Task Retries¶
Tasks can be configured to retry automatically when they fail or when they cannot run due to concurrency limits. Both behaviours are controlled by a RetryPolicy attached to the task via the @task decorator.
Retrying on failure¶
Use the retry parameter to re-queue a task after an execution error.
from fluid.scheduler import RetryPolicy, task, TaskRun
@task(retry=RetryPolicy(max_attempts=3, wait=2.0, backoff=2.0))
async def fetch_data(ctx: TaskRun) -> None:
"""Fetch data from an external API."""
response = await ctx.deps.http_client.get("https://api.example.com/data")
ctx.logger.info("fetched %d bytes", len(response))
If fetch_data raises, the TaskConsumer re-queues it with a delay and moves on.
With backoff=2.0 the wait times grow exponentially: 2s → 4s → 8s.
After 3 failed retries the TaskRun ends in the failure state.
Limiting which exceptions trigger a retry¶
By default all exceptions trigger a retry. Pass exceptions to be more selective:
@task(retry=RetryPolicy(max_attempts=5, wait=1.0, exceptions=(IOError, TimeoutError)))

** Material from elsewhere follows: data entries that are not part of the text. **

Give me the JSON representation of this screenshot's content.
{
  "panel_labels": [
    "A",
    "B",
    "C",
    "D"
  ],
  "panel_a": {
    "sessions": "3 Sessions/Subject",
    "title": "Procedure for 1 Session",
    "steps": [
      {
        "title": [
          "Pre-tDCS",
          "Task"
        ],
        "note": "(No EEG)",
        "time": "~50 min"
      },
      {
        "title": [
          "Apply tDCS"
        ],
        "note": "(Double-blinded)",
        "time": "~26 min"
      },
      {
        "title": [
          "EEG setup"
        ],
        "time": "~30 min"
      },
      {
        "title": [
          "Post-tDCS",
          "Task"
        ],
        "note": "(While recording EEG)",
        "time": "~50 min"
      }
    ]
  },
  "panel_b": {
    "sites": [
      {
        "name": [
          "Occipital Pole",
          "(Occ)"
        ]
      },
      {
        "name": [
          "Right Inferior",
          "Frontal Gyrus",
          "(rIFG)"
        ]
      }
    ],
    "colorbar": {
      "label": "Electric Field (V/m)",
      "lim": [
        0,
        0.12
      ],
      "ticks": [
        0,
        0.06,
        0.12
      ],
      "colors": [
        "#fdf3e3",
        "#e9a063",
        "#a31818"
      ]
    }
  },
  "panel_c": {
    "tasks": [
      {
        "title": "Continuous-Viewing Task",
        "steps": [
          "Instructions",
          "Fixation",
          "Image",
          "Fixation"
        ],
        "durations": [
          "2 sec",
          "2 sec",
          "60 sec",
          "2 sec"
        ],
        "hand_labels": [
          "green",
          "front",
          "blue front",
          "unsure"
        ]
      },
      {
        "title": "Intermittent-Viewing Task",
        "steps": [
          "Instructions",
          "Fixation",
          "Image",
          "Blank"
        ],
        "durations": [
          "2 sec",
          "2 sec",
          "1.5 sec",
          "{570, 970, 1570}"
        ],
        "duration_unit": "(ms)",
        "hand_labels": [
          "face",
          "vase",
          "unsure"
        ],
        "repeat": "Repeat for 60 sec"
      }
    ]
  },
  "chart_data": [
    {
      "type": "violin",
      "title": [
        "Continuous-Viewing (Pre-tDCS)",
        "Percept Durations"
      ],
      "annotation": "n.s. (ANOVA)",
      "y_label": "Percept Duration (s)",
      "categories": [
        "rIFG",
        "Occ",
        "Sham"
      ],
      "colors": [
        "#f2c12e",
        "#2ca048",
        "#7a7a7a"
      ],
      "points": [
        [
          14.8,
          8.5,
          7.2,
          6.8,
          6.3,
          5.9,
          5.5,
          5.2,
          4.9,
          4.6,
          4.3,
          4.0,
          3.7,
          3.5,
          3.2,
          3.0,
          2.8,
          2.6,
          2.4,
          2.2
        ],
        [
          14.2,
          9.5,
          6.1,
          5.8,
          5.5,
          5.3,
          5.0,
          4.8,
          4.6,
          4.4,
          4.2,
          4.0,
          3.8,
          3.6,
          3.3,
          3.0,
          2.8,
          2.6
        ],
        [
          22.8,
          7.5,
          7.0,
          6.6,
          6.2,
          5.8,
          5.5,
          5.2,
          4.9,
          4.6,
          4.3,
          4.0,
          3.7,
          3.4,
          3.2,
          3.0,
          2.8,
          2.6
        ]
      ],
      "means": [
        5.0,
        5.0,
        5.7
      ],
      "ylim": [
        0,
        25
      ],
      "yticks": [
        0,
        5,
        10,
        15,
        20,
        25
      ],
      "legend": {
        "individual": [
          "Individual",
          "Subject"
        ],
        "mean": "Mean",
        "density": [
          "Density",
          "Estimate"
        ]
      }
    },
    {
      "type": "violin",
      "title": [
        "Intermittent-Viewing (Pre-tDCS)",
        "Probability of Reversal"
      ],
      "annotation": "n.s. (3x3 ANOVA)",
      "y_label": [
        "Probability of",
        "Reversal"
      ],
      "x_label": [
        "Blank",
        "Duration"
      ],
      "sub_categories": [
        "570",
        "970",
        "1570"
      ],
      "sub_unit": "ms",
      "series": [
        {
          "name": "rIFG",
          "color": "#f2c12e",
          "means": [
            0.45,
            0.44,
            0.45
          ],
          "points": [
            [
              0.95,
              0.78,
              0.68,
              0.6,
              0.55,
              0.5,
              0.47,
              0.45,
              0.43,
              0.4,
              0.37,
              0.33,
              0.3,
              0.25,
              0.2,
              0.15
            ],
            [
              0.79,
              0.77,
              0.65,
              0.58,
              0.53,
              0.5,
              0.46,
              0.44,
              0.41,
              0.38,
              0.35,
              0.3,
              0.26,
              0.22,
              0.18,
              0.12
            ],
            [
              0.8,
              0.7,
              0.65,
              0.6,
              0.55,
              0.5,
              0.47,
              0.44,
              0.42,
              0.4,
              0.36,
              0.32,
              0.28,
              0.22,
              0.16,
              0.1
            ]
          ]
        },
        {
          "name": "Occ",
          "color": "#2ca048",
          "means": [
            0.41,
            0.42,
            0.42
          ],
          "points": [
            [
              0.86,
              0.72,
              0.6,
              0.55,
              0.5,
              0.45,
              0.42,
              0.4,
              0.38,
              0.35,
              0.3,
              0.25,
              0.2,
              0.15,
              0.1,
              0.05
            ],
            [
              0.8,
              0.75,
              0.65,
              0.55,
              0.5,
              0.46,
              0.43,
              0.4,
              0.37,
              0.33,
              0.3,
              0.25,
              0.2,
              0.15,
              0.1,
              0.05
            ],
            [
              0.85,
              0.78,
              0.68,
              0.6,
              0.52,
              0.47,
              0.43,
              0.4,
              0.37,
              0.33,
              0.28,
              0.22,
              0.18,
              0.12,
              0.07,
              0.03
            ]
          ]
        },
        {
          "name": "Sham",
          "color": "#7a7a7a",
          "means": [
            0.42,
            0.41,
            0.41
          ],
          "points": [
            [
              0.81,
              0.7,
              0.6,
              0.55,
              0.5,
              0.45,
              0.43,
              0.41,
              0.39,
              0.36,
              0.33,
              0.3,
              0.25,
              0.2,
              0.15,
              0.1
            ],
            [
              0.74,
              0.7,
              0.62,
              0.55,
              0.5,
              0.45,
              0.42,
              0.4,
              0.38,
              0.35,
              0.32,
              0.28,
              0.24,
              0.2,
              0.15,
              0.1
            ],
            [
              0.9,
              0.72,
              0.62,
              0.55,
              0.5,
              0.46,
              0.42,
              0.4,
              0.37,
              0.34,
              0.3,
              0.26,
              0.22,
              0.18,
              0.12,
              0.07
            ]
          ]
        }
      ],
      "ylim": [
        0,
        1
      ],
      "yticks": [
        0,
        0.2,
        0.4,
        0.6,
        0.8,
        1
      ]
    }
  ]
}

async def fetch_data(ctx: TaskRun) -> None:
...
ValueError or other programming errors will not be retried and the task fails immediately.
Retrying when rate limited¶
When max_concurrency is set, a task that cannot start because the limit is already reached ends in the rate_limited state by default.

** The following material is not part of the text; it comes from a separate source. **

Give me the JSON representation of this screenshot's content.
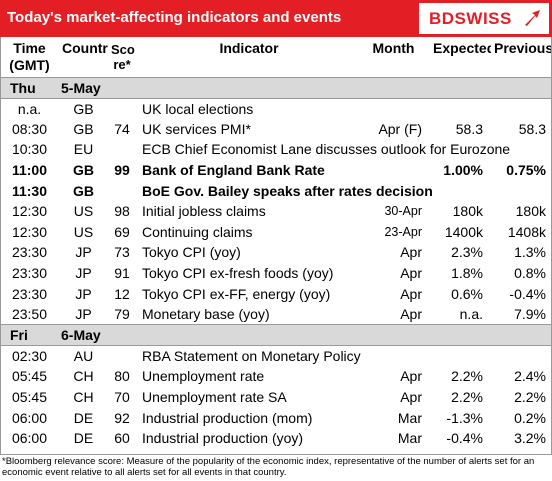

Set rate_limit_retry to re-queue it instead:
@task(
max_concurrency=1,
rate_limit_retry=RetryPolicy(max_attempts=10, wait=5.0),
)
async def exclusive_job(ctx: TaskRun) -> None:
"""Only one instance of this task can run at a time."""
...
The task will be re-queued up to 10 times, waiting 5 seconds between each attempt. If the slot is still occupied after all attempts, the run ends in rate_limited.
Combining both policies¶
A task can have both policies simultaneously:
@task(
max_concurrency=2,
retry=RetryPolicy(max_attempts=3, wait=2.0, backoff=2.0, max_wait=30.0),
rate_limit_retry=RetryPolicy(max_attempts=5, wait=10.0),
)
async def resilient_task(ctx: TaskRun) -> None:
...
How retries work under the hood¶
Both retry paths use the same mechanism — no workers are blocked waiting:
- The TaskConsumer detects the failure or concurrency limit.
- It creates a fresh copy of the TaskRun with
execute_afterset tonow + delay. - The copy is pushed back onto the Redis queue via the TaskBroker and the worker moves on immediately.
- When a worker dequeues the copy and
execute_afteris still in the future, it schedules re-queuing viacall_laterand returns — still without blocking. - Once the delay has elapsed the task enters the queue normally and is executed.